Especially when breeders try to sell the defects as something special and unique.


----------



## nowzem (Apr 14, 2011)

True that  Have you guys seen those weird" humpback" bettas? I don't know what they are called but they look like a cross between a betta and a parrothead cichlid.


----------



## smellsfishie (Apr 14, 2011)

I love the look of the long flowing fins, but I am having my first experience owning plakats and I feel much better about the way they swim compared to my other bettas... I've always had pet store bettas so I can't comment on their lineage, but I tend to pick the thick ones too because I like how they look.


----------



## smellsfishie (Apr 14, 2011)

nowzem: Thanks for posting the pics showing the feathertails.
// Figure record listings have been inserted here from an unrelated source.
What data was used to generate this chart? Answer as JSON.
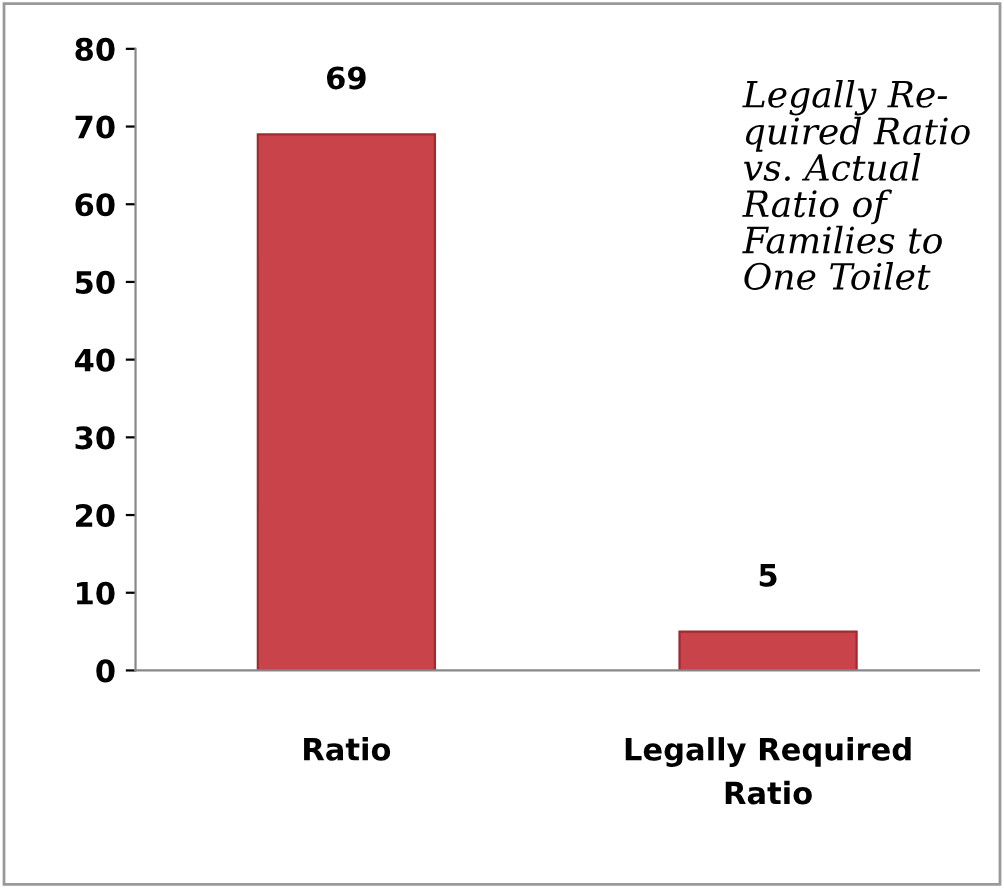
{
  "chart_data": {
    "type": "bar",
    "title": "Legally Re-\nquired Ratio\nvs. Actual\nRatio of\nFamilies to\nOne Toilet",
    "categories": [
      "Ratio",
      "Legally Required\nRatio"
    ],
    "values": [
      69,
      5
    ],
    "color": "#c9434a",
    "ylim": [
      0,
      80
    ],
    "yticks": [
      0,
      10,
      20,
      30,
      40,
      50,
      60,
      70,
      80
    ],
    "data_labels": true,
    "grid": false,
    "legend": false
  }
}
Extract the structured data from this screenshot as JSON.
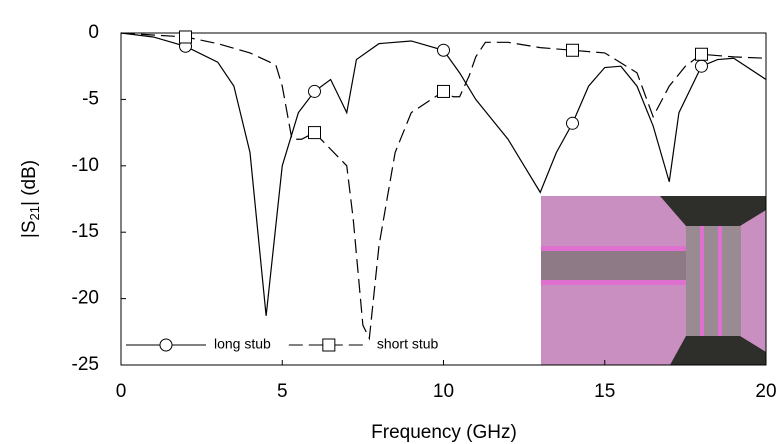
{
  "chart_data": {
    "type": "line",
    "xlabel": "Frequency (GHz)",
    "ylabel": {
      "main": "|S",
      "sub": "21",
      "end": "| (dB)"
    },
    "xlim": [
      0,
      20
    ],
    "ylim": [
      -25,
      0
    ],
    "xticks": [
      0,
      5,
      10,
      15,
      20
    ],
    "yticks": [
      0,
      -5,
      -10,
      -15,
      -20,
      -25
    ],
    "legend": "lower left",
    "series": [
      {
        "name": "long stub",
        "color": "#000",
        "dash": false,
        "marker": "circle",
        "markers": [
          2,
          6,
          10,
          14,
          18
        ],
        "x": [
          0,
          1,
          2,
          3,
          3.5,
          4,
          4.5,
          5,
          5.5,
          6,
          6.5,
          6.8,
          7,
          7.3,
          8,
          9,
          10,
          10.5,
          11,
          12,
          12.5,
          13,
          13.5,
          14,
          14.5,
          15,
          15.5,
          16,
          16.5,
          17,
          17.3,
          18,
          18.5,
          19,
          20
        ],
        "values": [
          0,
          -0.3,
          -1,
          -2.2,
          -4,
          -9,
          -21.3,
          -10,
          -6,
          -4.4,
          -3.5,
          -5,
          -6,
          -2,
          -0.8,
          -0.6,
          -1.3,
          -3,
          -5,
          -8,
          -10,
          -12,
          -9,
          -6.8,
          -4,
          -2.6,
          -2.5,
          -4,
          -7,
          -11.2,
          -6,
          -2.5,
          -2,
          -1.9,
          -3.5
        ]
      },
      {
        "name": "short stub",
        "color": "#000",
        "dash": true,
        "marker": "square",
        "markers": [
          2,
          6,
          10,
          14,
          18
        ],
        "x": [
          0,
          2,
          3,
          4,
          4.8,
          5,
          5.3,
          5.6,
          6,
          7,
          7.2,
          7.5,
          7.7,
          8,
          8.5,
          9,
          10,
          10.3,
          10.5,
          10.8,
          11,
          11.3,
          12,
          13,
          14,
          15,
          16,
          16.5,
          17,
          17.5,
          18,
          19,
          20
        ],
        "values": [
          0,
          -0.3,
          -0.8,
          -1.5,
          -2.4,
          -4,
          -8,
          -8,
          -7.5,
          -10,
          -14,
          -22,
          -23,
          -16,
          -9,
          -6,
          -4.4,
          -4.8,
          -4.8,
          -3.2,
          -1.8,
          -0.7,
          -0.7,
          -1.1,
          -1.3,
          -1.5,
          -3,
          -6.3,
          -4,
          -2.5,
          -1.6,
          -1.8,
          -1.9
        ]
      }
    ]
  }
}
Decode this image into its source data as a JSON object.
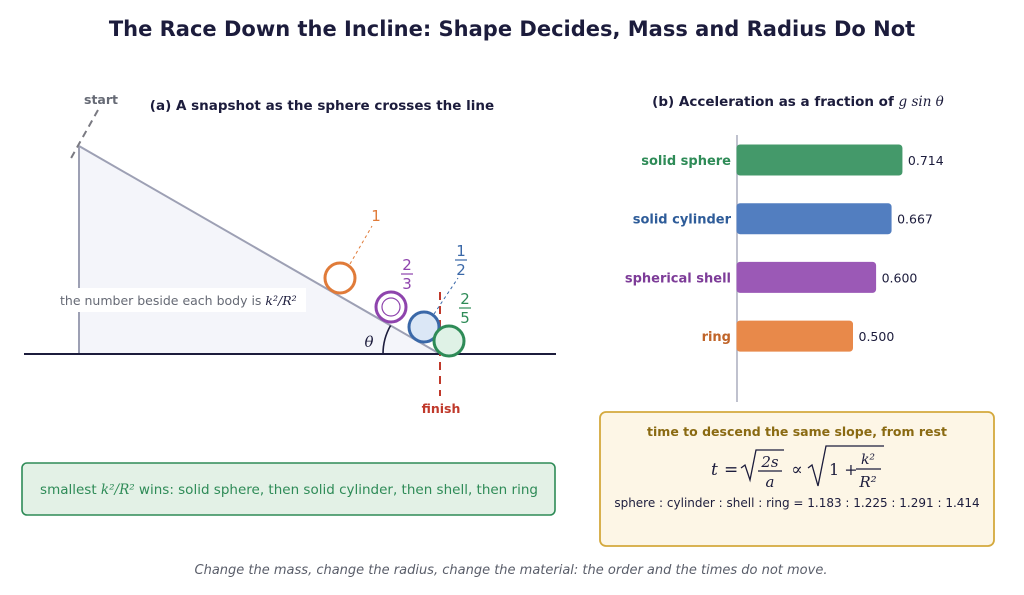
{
  "title": "The Race Down the Incline: Shape Decides, Mass and Radius Do Not",
  "panel_a": {
    "subtitle": "(a) A snapshot as the sphere crosses the line",
    "start_label": "start",
    "finish_label": "finish",
    "angle_label": "θ",
    "note_prefix": "the number beside each body is ",
    "note_math": "k²/R²",
    "bodies": [
      {
        "name": "ring",
        "num": "1",
        "den": "",
        "color": "#e07b39",
        "fill": "#ffffff",
        "hollow": "ring"
      },
      {
        "name": "spherical shell",
        "num": "2",
        "den": "3",
        "color": "#8e44ad",
        "fill": "#ffffff",
        "hollow": "shell"
      },
      {
        "name": "solid cylinder",
        "num": "1",
        "den": "2",
        "color": "#3a68a8",
        "fill": "#dbe7f6",
        "hollow": "solid"
      },
      {
        "name": "solid sphere",
        "num": "2",
        "den": "5",
        "color": "#2e8b57",
        "fill": "#dff2e6",
        "hollow": "solid"
      }
    ],
    "conclusion_prefix": "smallest ",
    "conclusion_math": "k²/R²",
    "conclusion_suffix": " wins: solid sphere, then solid cylinder, then shell, then ring"
  },
  "chart_data": {
    "type": "bar",
    "orientation": "horizontal",
    "title": "(b) Acceleration as a fraction of g sin θ",
    "title_prefix": "(b) Acceleration as a fraction of ",
    "title_math": "g sin θ",
    "categories": [
      "solid sphere",
      "solid cylinder",
      "spherical shell",
      "ring"
    ],
    "values": [
      0.714,
      0.667,
      0.6,
      0.5
    ],
    "value_labels": [
      "0.714",
      "0.667",
      "0.600",
      "0.500"
    ],
    "colors": [
      "#44996a",
      "#527ec0",
      "#9b59b6",
      "#e8894a"
    ],
    "label_colors": [
      "#2e8b57",
      "#2e5c99",
      "#7d3c98",
      "#c0652a"
    ],
    "xlim": [
      0,
      1
    ],
    "grid": false
  },
  "time_box": {
    "title": "time to descend the same slope, from rest",
    "formula_lhs": "t",
    "formula_frac_num": "2s",
    "formula_frac_den": "a",
    "formula_prop": "∝",
    "formula_inner": "1 + k²/R²",
    "ratio_text": "sphere : cylinder : shell : ring  =  1.183 : 1.225 : 1.291 : 1.414"
  },
  "footer": "Change the mass, change the radius, change the material: the order and the times do not move."
}
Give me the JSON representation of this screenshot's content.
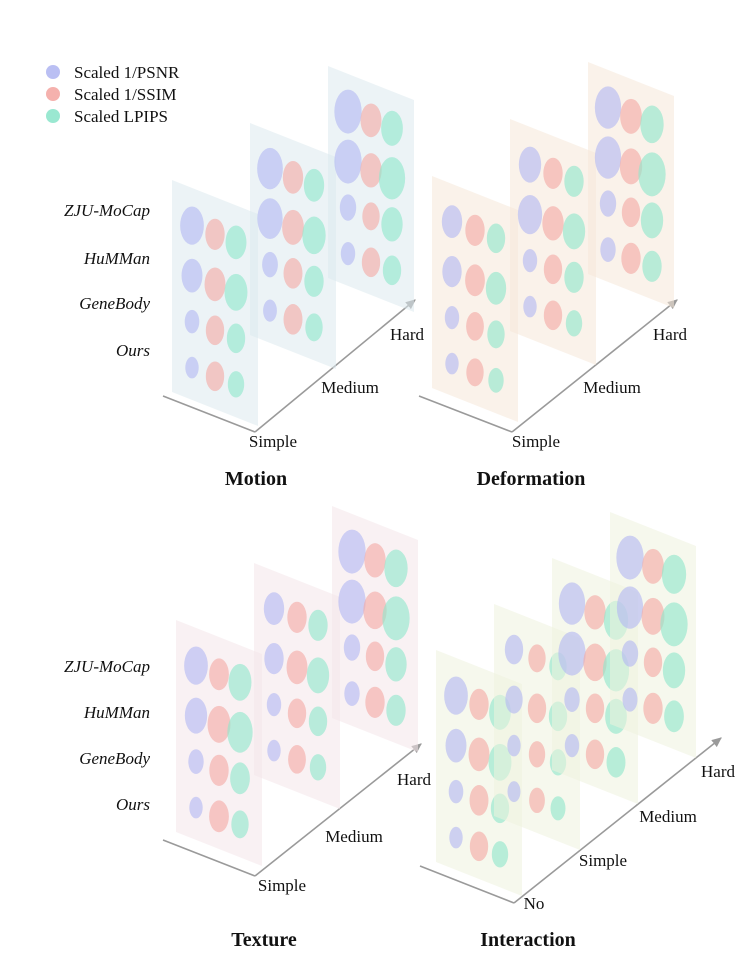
{
  "chart_data": {
    "type": "scatter",
    "legend": {
      "placement": "top-left",
      "entries": [
        {
          "name": "Scaled 1/PSNR",
          "color": "#b3b8f2"
        },
        {
          "name": "Scaled 1/SSIM",
          "color": "#f4a9a4"
        },
        {
          "name": "Scaled LPIPS",
          "color": "#8fe6cc"
        }
      ]
    },
    "datasets": [
      "ZJU-MoCap",
      "HuMMan",
      "GeneBody",
      "Ours"
    ],
    "panels": [
      {
        "title": "Motion",
        "panel_color": "#dde9ef",
        "levels": [
          "Simple",
          "Medium",
          "Hard"
        ],
        "show_datasets": true,
        "values": [
          [
            [
              0.82,
              0.6,
              0.68
            ],
            [
              0.68,
              0.68,
              0.78
            ],
            [
              0.36,
              0.55,
              0.55
            ],
            [
              0.3,
              0.55,
              0.45
            ]
          ],
          [
            [
              0.92,
              0.65,
              0.65
            ],
            [
              0.9,
              0.72,
              0.8
            ],
            [
              0.42,
              0.58,
              0.6
            ],
            [
              0.32,
              0.58,
              0.5
            ]
          ],
          [
            [
              1.0,
              0.68,
              0.72
            ],
            [
              1.0,
              0.7,
              0.95
            ],
            [
              0.45,
              0.5,
              0.7
            ],
            [
              0.35,
              0.55,
              0.55
            ]
          ]
        ]
      },
      {
        "title": "Deformation",
        "panel_color": "#f6e7d8",
        "levels": [
          "Simple",
          "Medium",
          "Hard"
        ],
        "show_datasets": false,
        "values": [
          [
            [
              0.65,
              0.6,
              0.55
            ],
            [
              0.6,
              0.62,
              0.65
            ],
            [
              0.35,
              0.52,
              0.5
            ],
            [
              0.3,
              0.5,
              0.4
            ]
          ],
          [
            [
              0.75,
              0.6,
              0.6
            ],
            [
              0.85,
              0.7,
              0.75
            ],
            [
              0.35,
              0.55,
              0.6
            ],
            [
              0.3,
              0.55,
              0.45
            ]
          ],
          [
            [
              0.95,
              0.72,
              0.8
            ],
            [
              0.95,
              0.75,
              1.0
            ],
            [
              0.45,
              0.55,
              0.75
            ],
            [
              0.4,
              0.6,
              0.6
            ]
          ]
        ]
      },
      {
        "title": "Texture",
        "panel_color": "#f4e6e9",
        "levels": [
          "Simple",
          "Medium",
          "Hard"
        ],
        "show_datasets": true,
        "values": [
          [
            [
              0.82,
              0.62,
              0.78
            ],
            [
              0.75,
              0.78,
              0.9
            ],
            [
              0.4,
              0.6,
              0.62
            ],
            [
              0.3,
              0.62,
              0.5
            ]
          ],
          [
            [
              0.65,
              0.6,
              0.6
            ],
            [
              0.6,
              0.68,
              0.75
            ],
            [
              0.35,
              0.55,
              0.55
            ],
            [
              0.3,
              0.52,
              0.45
            ]
          ],
          [
            [
              1.0,
              0.7,
              0.8
            ],
            [
              1.0,
              0.8,
              1.0
            ],
            [
              0.45,
              0.55,
              0.7
            ],
            [
              0.4,
              0.6,
              0.6
            ]
          ]
        ]
      },
      {
        "title": "Interaction",
        "panel_color": "#eef3df",
        "levels": [
          "No",
          "Simple",
          "Medium",
          "Hard"
        ],
        "show_datasets": false,
        "values": [
          [
            [
              0.82,
              0.6,
              0.72
            ],
            [
              0.68,
              0.68,
              0.78
            ],
            [
              0.36,
              0.58,
              0.55
            ],
            [
              0.3,
              0.55,
              0.45
            ]
          ],
          [
            [
              0.55,
              0.5,
              0.5
            ],
            [
              0.5,
              0.55,
              0.55
            ],
            [
              0.3,
              0.45,
              0.45
            ],
            [
              0.28,
              0.42,
              0.38
            ]
          ],
          [
            [
              0.95,
              0.7,
              0.85
            ],
            [
              1.0,
              0.8,
              0.95
            ],
            [
              0.4,
              0.55,
              0.72
            ],
            [
              0.35,
              0.55,
              0.58
            ]
          ],
          [
            [
              1.0,
              0.72,
              0.85
            ],
            [
              0.95,
              0.78,
              1.0
            ],
            [
              0.45,
              0.55,
              0.75
            ],
            [
              0.38,
              0.6,
              0.62
            ]
          ]
        ]
      }
    ]
  }
}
That white rosetail betta is GORGEOUS! I still don't understand what it means to be rosetail though.


----------



## nowzem (Apr 14, 2011)

The quest for the perfect halfmoon by selectively breeding for branching and straight caudal edges has given rise to a new development in the Betta splendens tailforms -the Rosetail. The main characteristic of the rosetail is the excessive branching in all three unpaired fins, especially the excessive branching and the overlapping rays in the caudal, which produces a 'rose-like' appearance. The extreme form of Rosetail can produce the very unique 'Feathertail' betta. A breeder using Rosetail bettas in their halfmoon lines has to be particularly careful of excess -fish who cannot swim properly, or who carry the trait into the mutation that has been coined 'X-Factor Fish' -fish with poor scales, shorter ventrals and collapsing finnage. [Taken from bettysplendens.com]


----------



## MrVampire181 (May 12, 2009)

I don't like, don't like at all....I prefer a fish that can hold his fins but is symmetrical at the same time....I agree with 1fish2fish...Martinismommy's fish are as good as they get.


----------



## smellsfishie (Apr 14, 2011)

Thank you! I appreciate the explanation  Was too lazy to google.


----------



## nowzem (Apr 14, 2011)

LOL No problem!


----------